How Waste And Lack Of Training Can
Erode Your Bottom Line
Legend Brands - Dri-Eaz, ProRestore, Sapphire
Technical Tips and Updates 5-23-2011
Just as football and golf are won by inches, business profitability is lost by inches - seemingly small inefficiencies that eat profit. For example, there is a tendency among technicians, especially less experienced technicians, to use higher concentrations of chemical products thinking that more is better. Let's look at how that can erode your bottom line.
Consider a hypothetical carpet cleaning service:
The cost of "an extra ounce". . . .
The company does 4 carpet cleaning jobs a day, at least 200 working days per year. For illustration sake, let's assume that the average job involves 600 sq.ft. of carpeting. The new technician uses a carpet prespray concentrate intended for use at 4 ounces per gallon. The technician uses 5 ounces per gallon instead. Let see what that extra ounce of concentrate does over a year:
- 4 carpets/day x 200 days = 800 carpets
- 800 x 600 sq ft average of carpet cleaned = 480,000 feet cleaned per year
- They apply ½ gallon (.5) of ready-to-use prespray (concentrate + water) per 100 sq ft of carpet (480,000 divided by 100 x .5 = 2400)
- You need 2400 gallons of the RTU prespray (4 oz concentrate +water), but the tech added an extra ounce of concentrate per gallon, so 2400 extra ounces of product.
- 2400 oz/128 oz (the number of oz./per gal.) and the tech used 18.75 more gallons of product than needed
- Suppose the product is $25/gallon - that extra ounce alone, per job that the technician worked, took $469 from the bottom line for that year!
Now, that may not see like a lot, but multiply that by five technicians and now it's $2,345. And, if the technician does the same thing with an emulsifying or neutralizing rinse, double the numbers because they cost more.
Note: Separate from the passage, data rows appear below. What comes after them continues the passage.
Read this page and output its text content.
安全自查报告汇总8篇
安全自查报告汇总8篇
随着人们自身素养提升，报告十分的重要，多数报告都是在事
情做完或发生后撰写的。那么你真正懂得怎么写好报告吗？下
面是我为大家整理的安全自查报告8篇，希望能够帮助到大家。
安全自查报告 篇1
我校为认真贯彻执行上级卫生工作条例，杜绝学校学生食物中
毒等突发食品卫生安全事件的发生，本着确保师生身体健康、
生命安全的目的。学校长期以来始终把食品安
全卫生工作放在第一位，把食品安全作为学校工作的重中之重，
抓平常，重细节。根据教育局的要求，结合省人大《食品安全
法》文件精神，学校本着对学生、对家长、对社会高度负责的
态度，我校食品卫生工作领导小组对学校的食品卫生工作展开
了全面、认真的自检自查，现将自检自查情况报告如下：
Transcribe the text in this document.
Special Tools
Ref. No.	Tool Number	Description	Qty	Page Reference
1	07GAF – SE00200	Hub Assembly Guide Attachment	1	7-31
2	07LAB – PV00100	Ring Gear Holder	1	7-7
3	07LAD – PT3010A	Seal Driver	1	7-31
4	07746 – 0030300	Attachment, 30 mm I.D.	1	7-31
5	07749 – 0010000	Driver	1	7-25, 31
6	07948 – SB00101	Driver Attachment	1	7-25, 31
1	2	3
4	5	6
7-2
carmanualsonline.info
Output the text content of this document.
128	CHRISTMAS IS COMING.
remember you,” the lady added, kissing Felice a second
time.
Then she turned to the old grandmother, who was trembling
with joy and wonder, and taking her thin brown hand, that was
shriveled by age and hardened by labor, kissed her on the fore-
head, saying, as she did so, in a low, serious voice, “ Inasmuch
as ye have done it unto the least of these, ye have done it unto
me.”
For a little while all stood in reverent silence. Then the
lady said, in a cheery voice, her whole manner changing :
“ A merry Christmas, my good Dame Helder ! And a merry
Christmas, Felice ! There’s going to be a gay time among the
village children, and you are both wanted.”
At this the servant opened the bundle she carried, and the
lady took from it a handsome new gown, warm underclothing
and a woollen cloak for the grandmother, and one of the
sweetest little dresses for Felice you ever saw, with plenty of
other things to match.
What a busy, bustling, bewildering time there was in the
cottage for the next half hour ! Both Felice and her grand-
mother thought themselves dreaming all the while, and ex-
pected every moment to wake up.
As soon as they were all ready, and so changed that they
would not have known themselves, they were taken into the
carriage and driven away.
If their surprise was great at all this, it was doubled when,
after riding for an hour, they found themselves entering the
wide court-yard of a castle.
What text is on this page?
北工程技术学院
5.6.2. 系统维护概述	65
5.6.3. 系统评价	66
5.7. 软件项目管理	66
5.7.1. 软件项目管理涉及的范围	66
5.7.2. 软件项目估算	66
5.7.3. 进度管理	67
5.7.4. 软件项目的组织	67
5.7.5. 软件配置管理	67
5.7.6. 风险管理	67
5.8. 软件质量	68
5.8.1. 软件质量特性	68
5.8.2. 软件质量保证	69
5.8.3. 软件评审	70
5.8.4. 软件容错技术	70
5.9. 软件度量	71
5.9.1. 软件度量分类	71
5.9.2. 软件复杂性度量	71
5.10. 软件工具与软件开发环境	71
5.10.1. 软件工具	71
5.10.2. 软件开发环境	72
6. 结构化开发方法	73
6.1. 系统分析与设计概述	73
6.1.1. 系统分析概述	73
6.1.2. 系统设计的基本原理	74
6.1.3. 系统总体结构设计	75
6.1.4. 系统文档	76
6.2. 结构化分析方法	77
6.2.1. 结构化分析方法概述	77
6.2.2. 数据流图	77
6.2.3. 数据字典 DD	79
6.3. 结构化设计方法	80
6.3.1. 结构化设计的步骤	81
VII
Costs from erratic spray application . . . Another profit eroder is the amount of solution actually applied to the carpet. Using ½ gallon per 100 sq. ft. is common, but achieving that application rate involves knowing the rate the solution is delivered from the spray tip and the speed a person walks across the carpet. Tests suggest that the application rate varies from 0.1 to 1.0 gallon per 100 square feet!
Too slow = overwet carpet at a minimum, waste chemical costs, poor rinsing, etc Too fast = inadequate application resulting in poor results,complaints, etc
Clearly, this is another area in which good training and clear processes can reap rewards and improve your bottom line.